WASHINGTON, D.C. (February 4, 2021) – The North American Securities Administrators Association (NASAA) today announced that seven state securities agencies have filed regulatory actions against New York-based investment adviser GPB Capital Holdings, LLC (“GPB”) and others for their alleged involvement in a $1.8 billion securities fraud scheme that has affected approximately 17,000 investors across the United States.
Civil complaints were filed in state court today by state securities regulators in Alabama, New Jersey, and New York alleging that GPB Capital, New York-based broker-dealer Ascendant Alternative Strategies, LLC (“AAS”), Texas-based third-party marketing liaison Ascendant Capital LLC, (“Ascendant”), and principals David Gentile of Florida, Jeffry Schneider of Texas, and Jeffrey Lash of Florida (collectively “the defendants”) violated state securities laws in a scheme that defrauded investors who purchased limited partnerships in various private equity funds controlled by GPB.
In addition to the civil filings, Georgia, Illinois, Missouri and South Carolina initiated simultaneous administrative proceedings with investigative assistance from Texas. These court and administrative actions coincide with action taken by the U.S. Securities and Exchange Commission. The United States Attorney’s Office for the Eastern District of New York arrested Schneider and Lash this morning and Gentile has agreed to surrender, all on related criminal charges. Massachusetts previously filed an administrative complaint against GPB Capital Holdings.
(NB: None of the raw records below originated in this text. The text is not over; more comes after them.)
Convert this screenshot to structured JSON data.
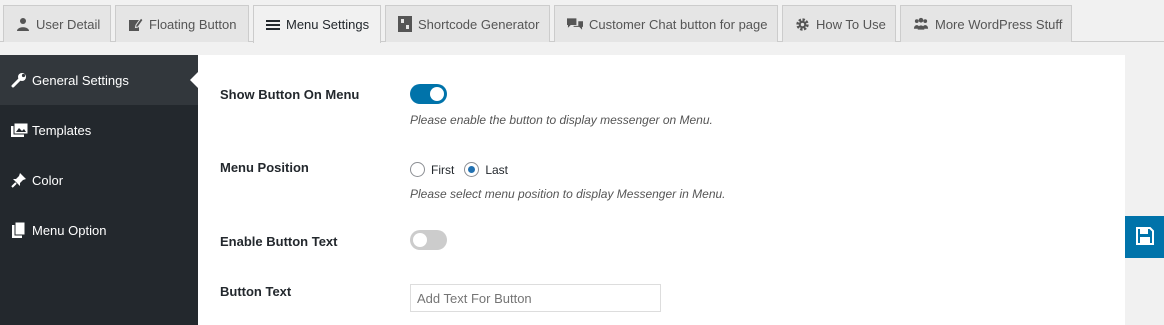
{
  "tabs": [
    {
      "label": "User Detail",
      "icon": "user-icon"
    },
    {
      "label": "Floating Button",
      "icon": "edit-icon"
    },
    {
      "label": "Menu Settings",
      "icon": "menu-icon"
    },
    {
      "label": "Shortcode Generator",
      "icon": "shortcode-icon"
    },
    {
      "label": "Customer Chat button for page",
      "icon": "chat-icon"
    },
    {
      "label": "How To Use",
      "icon": "gear-icon"
    },
    {
      "label": "More WordPress Stuff",
      "icon": "group-icon"
    }
  ],
  "active_tab": "Menu Settings",
  "sidebar": {
    "items": [
      {
        "label": "General Settings",
        "icon": "wrench-icon"
      },
      {
        "label": "Templates",
        "icon": "images-icon"
      },
      {
        "label": "Color",
        "icon": "pin-icon"
      },
      {
        "label": "Menu Option",
        "icon": "pages-icon"
      }
    ],
    "active": "General Settings"
  },
  "form": {
    "show_button": {
      "label": "Show Button On Menu",
      "enabled": true,
      "description": "Please enable the button to display messenger on Menu."
    },
    "menu_position": {
      "label": "Menu Position",
      "options": [
        "First",
        "Last"
      ],
      "selected": "Last",
      "description": "Please select menu position to display Messenger in Menu."
    },
    "enable_button_text": {
      "label": "Enable Button Text",
      "enabled": false
    },
    "button_text": {
      "label": "Button Text",
      "value": "",
      "placeholder": "Add Text For Button"
    }
  },
  "colors": {
    "accent": "#0073aa",
    "sidebar_bg": "#23282d",
    "radio_accent": "#2271b1"
  },
  "save_button": {
    "icon": "save-icon"
  }
}
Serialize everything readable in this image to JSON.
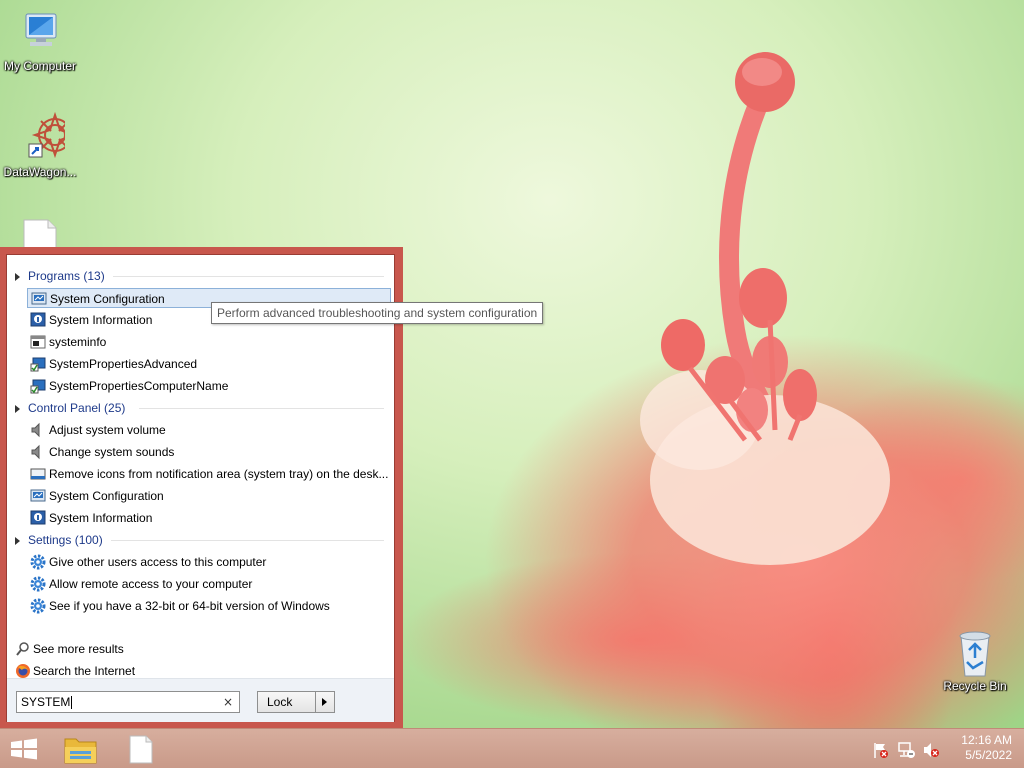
{
  "desktop": {
    "icons": [
      {
        "label": "My Computer",
        "icon": "computer-icon"
      },
      {
        "label": "DataWagon...",
        "icon": "datawagon-icon"
      },
      {
        "label": "",
        "icon": "file-icon"
      },
      {
        "label": "Recycle Bin",
        "icon": "recycle-bin-icon"
      }
    ]
  },
  "start_menu": {
    "groups": [
      {
        "header": "Programs (13)",
        "items": [
          {
            "label": "System Configuration",
            "icon": "msconfig-icon",
            "selected": true
          },
          {
            "label": "System Information",
            "icon": "system-info-icon"
          },
          {
            "label": "systeminfo",
            "icon": "console-icon"
          },
          {
            "label": "SystemPropertiesAdvanced",
            "icon": "system-properties-icon"
          },
          {
            "label": "SystemPropertiesComputerName",
            "icon": "system-properties-icon"
          }
        ]
      },
      {
        "header": "Control Panel (25)",
        "items": [
          {
            "label": "Adjust system volume",
            "icon": "speaker-icon"
          },
          {
            "label": "Change system sounds",
            "icon": "speaker-icon"
          },
          {
            "label": "Remove icons from notification area (system tray) on the desk...",
            "icon": "taskbar-icon"
          },
          {
            "label": "System Configuration",
            "icon": "msconfig-icon"
          },
          {
            "label": "System Information",
            "icon": "system-info-icon"
          }
        ]
      },
      {
        "header": "Settings (100)",
        "items": [
          {
            "label": "Give other users access to this computer",
            "icon": "settings-gear-icon"
          },
          {
            "label": "Allow remote access to your computer",
            "icon": "settings-gear-icon"
          },
          {
            "label": "See if you have a 32-bit or 64-bit version of Windows",
            "icon": "settings-gear-icon"
          }
        ]
      }
    ],
    "see_more": "See more results",
    "search_internet": "Search the Internet",
    "search": {
      "value": "SYSTEM",
      "clear_label": "×"
    },
    "lock_button": "Lock"
  },
  "tooltip": "Perform advanced troubleshooting and system configuration",
  "taskbar": {
    "buttons": [
      "start-button",
      "file-explorer-button",
      "document-button"
    ],
    "tray_icons": [
      "action-center-flag-icon",
      "network-icon",
      "volume-muted-icon"
    ],
    "clock": {
      "time": "12:16 AM",
      "date": "5/5/2022"
    }
  },
  "colors": {
    "menu_border": "#c8574d",
    "header_text": "#1e3a8a",
    "selection_bg": "#dfeaf7",
    "taskbar": "#cfa493"
  }
}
The alleged scheme revolved around the sale of unregistered, high-commission limited partnership interests in a series of alternative-asset investment funds managed by GPB. The funds were targeted exclusively to “accredited investors,” whose net worth or income qualified them to participate in private placement securities transactions that are exempt from SEC and state registration.
“These actions highlight the risks associated with investing in the private securities marketplace where the lack of transparency and liquidity makes it ripe for bad actors. Because there is currently no federal or state review process for deals offered in this market, the private markets can be a very risky place for Main Street investors,” said Lisa A. Hopkins, NASAA President and West Virginia Senior Deputy Securities Commissioner. “This joint effort in a complex investigation is typical of the aggressive, cooperative and coordinated actions of state securities regulators and demonstrates the value of state and federal authorities working together to benefit investors nationwide.”
“The enforcement actions by my fellow state regulators demonstrates how states work collaboratively to protect the integrity of the financial markets across North America,” said Joseph P. Borg, Alabama Securities Commission Director and chair of NASAA’s Enforcement Section. “The states put forth a tremendous effort to identify and to halt any further victimization.”
The state complaints allege that from 2013 through late 2018, the defendants allegedly lured investors with false and misleading promises that the GPB funds would pay regular monthly distributions, at an 8% annualized rate, that were “fully earned” or “fully covered” by cash flow from the portfolio companies, which included those in the automotive retail, waste management, information technology, and healthcare sectors. In reality, the complaints allege, the defendants increasingly relied on “Ponzi financing” that used new investors’ capital contributions to pay prior investors the monthly distributions, thus reducing the amount of capital a GPB fund could deploy for productive investments and, in turn, significantly reduced the long-term value of the investments.
The defendants further harmed investors by repeatedly diverting and misappropriating fund assets for their own benefit, including to enrich themselves, pay family members, support luxurious lifestyles that included private jet travel, and even the purchase of a Ferrari for Gentile’s personal use, the complaints allege. They defendants also allegedly created backdated and misleading “performance guarantees” that inflated the reported income of some of the GPB funds.
The states are seeking court-ordered monetary penalties, investor restitution, disgorgement, and permanent injunctive relief barring the defendants from violating securities laws or participating in the sale or issuance of securities in the future.
NASAA applauds the efforts of state securities agencies in Alabama, Georgia, Illinois, Missouri, New Jersey, New York, South Carolina, and Texas in today’s actions. NASAA also recognizes the cooperation of the U.S. Securities and Exchange Commission and the U.S. Attorney’s Office for the Eastern District of New York.